Şu anki serginizden biraz daha bahsedelim. Ön planda olan erotizm mi yoksa insan bedeni mi?
Erotizm ile ilgili değil aslında. Eserlerim insan figürü. Figür çalışması sanat eğitiminin en temel bölümüdür. Dolayısı ile figür çalışırken de onları tüm forumları ile çalıştım. Bu hiçbir şekilde çıplaklık olarak düşünülmemeli. Benim erotizmle ilgili tema çalışmam yok. Ben insan figürleri ile çalışıyorum ve bu çalışmaları da insanın çıplaklığı üzerinden yapıyorum. Gerçek hayattan çalışıyorum, hiçbiri fotoğraf değil. Hepsi gerçek model. Amerika’da sanat görüşü çok liberal olduğu için her tür modelle çalıştım. Kadın da, erkek de, hamile de, genç de, yaşlı da vardı. Burada seçenek çok dar. Kısıtlamalar var. Türkiye’de de öyle.
MODELLER KIYAFETLİ
Burada benzer çalışmalar yapabiliyor musunuz? Çıplak modellik yapabilecek modeller bulunabiliyor mu?
Biraz daha zor. Şimdiki modellerimiz hep kıyafetli. Elbette onları soyunmaya da zorlamıyoruz. Dolayısı ile bu şekilde çalışıyoruz.
Geçmişe dönmek mümkün değil elbette fakat Kıbrıs’a dönmek sanatınızda bir kırılma noktası oluşturdu. Amerika’da kalmış olsanız sanat hayatınız nasıl olabilirdi?

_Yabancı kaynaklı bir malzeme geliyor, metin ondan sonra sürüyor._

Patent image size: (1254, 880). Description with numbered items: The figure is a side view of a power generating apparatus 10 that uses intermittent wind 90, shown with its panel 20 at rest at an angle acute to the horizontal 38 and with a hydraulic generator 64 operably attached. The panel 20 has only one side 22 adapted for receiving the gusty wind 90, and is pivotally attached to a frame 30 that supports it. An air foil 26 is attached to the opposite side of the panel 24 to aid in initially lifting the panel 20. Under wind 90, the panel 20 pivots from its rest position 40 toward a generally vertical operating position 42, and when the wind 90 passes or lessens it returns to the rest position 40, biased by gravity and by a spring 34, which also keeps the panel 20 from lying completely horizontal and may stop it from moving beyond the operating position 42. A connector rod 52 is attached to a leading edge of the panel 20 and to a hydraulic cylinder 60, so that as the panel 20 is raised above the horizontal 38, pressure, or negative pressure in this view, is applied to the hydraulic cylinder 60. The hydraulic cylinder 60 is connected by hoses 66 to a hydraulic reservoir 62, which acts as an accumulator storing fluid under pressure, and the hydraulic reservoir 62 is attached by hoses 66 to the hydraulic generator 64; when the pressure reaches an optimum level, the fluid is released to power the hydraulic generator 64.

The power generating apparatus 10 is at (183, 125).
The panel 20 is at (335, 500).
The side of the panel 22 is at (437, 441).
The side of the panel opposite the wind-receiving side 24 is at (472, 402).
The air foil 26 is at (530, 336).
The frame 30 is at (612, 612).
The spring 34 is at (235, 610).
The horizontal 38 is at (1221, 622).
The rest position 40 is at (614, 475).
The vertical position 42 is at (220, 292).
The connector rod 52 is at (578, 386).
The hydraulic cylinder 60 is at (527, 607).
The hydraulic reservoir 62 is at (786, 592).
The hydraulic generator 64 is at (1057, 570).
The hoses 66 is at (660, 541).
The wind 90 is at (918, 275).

Elbette farklı olurdu. Üniversiteyi birincilikle bitirdim. Orada açtığım sergilerde çok yüreklendirildim. Amerika’da kalsam üniversitede kalır ama çok daha profesyonel çalışırdım. Ancak Kıbrıs’a dönmeye karar verdik ve burada kaldık. Ülkeme döndüğüm için pişman değilim. İnsan sanatını dünyanın her yerinde yapar. Zaten hayatta çok büyük yerlere gelme hırsım da olmadı. Resim yapmak hayatımdı, en sevdiğim şeydi. Sergi olsa da olmasa da çok insan görse de görmese hayatımda esas olan resim yapmak.